I have had a project in mind where I would download all the tweets sent to celebrities for the last one year and do a sentiment analysis on them and evaluate who had the most positive fans.
Then I discovered that you can at max retrieve twitter mentions for the last 7 days using tweepy/twitter API. I scavenged the net but couldn't find any ways to download tweets for the last one year.
Anyways, I decided to do the project on last 7 days data only and wrote the following code:
try:
while 1:
for results in tweepy.Cursor(twitter_api.search, q="@celebrity_handle").items(9999999):
item = (results.text).encode('utf-8').strip()
wr.writerow([item, results.created_at]) # write to a csv (tweet, date)
I am using the Cursor
search api because the other way to get mentions (the more accurate one) has a limitation of retrieving the last 800 tweets only.

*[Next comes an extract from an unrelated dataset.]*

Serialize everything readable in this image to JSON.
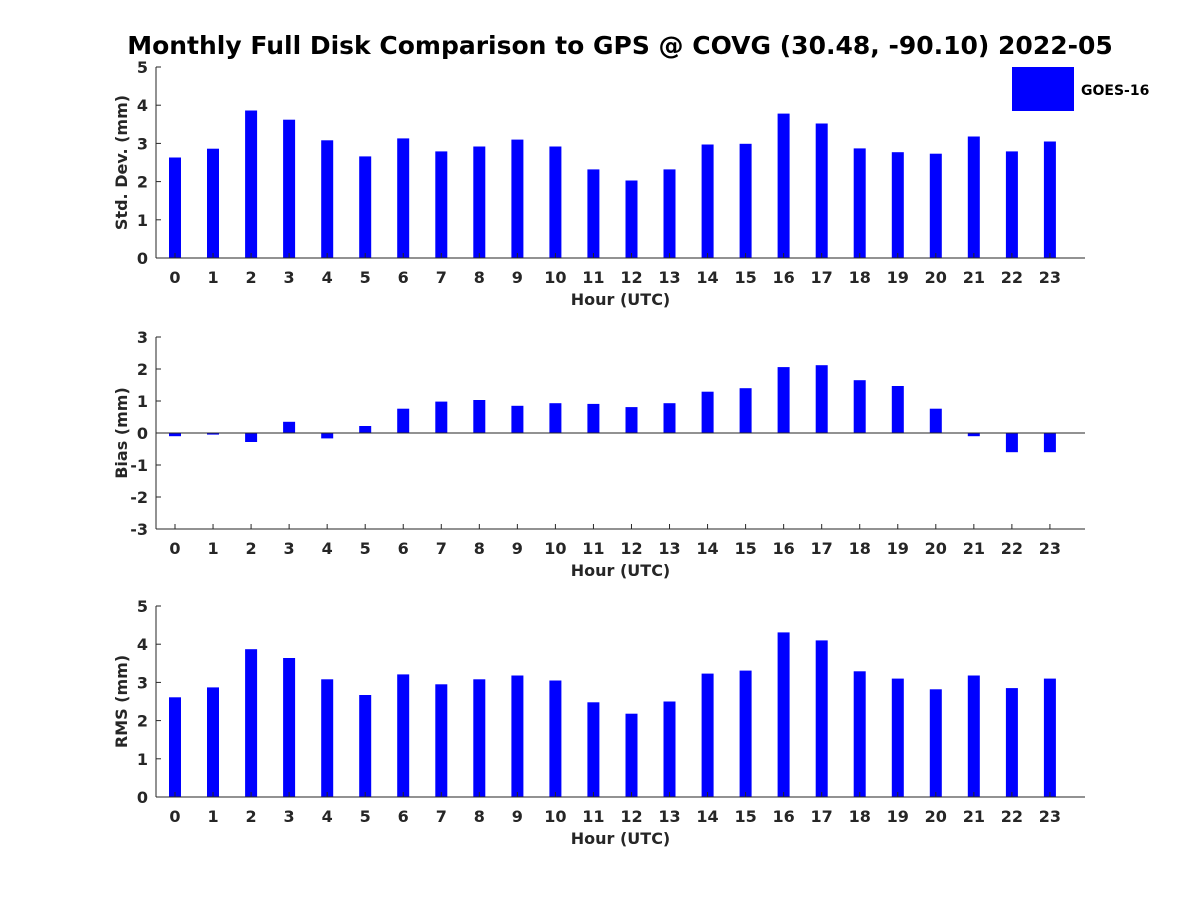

Anyways, after running the code overnight, I was able to download only 32K tweets. Around 90% of them were Retweets.
Is there a better more efficient way to get mentions data?
Do keep in mind, that:
- I want to do this for multiple celebrities. (Famous ones with millions of followers).
- I don't care about retweets.
- They have thousands to tweets sent out to them per day.
Any suggestions would be welcome but at the current moment, I am out of ideas.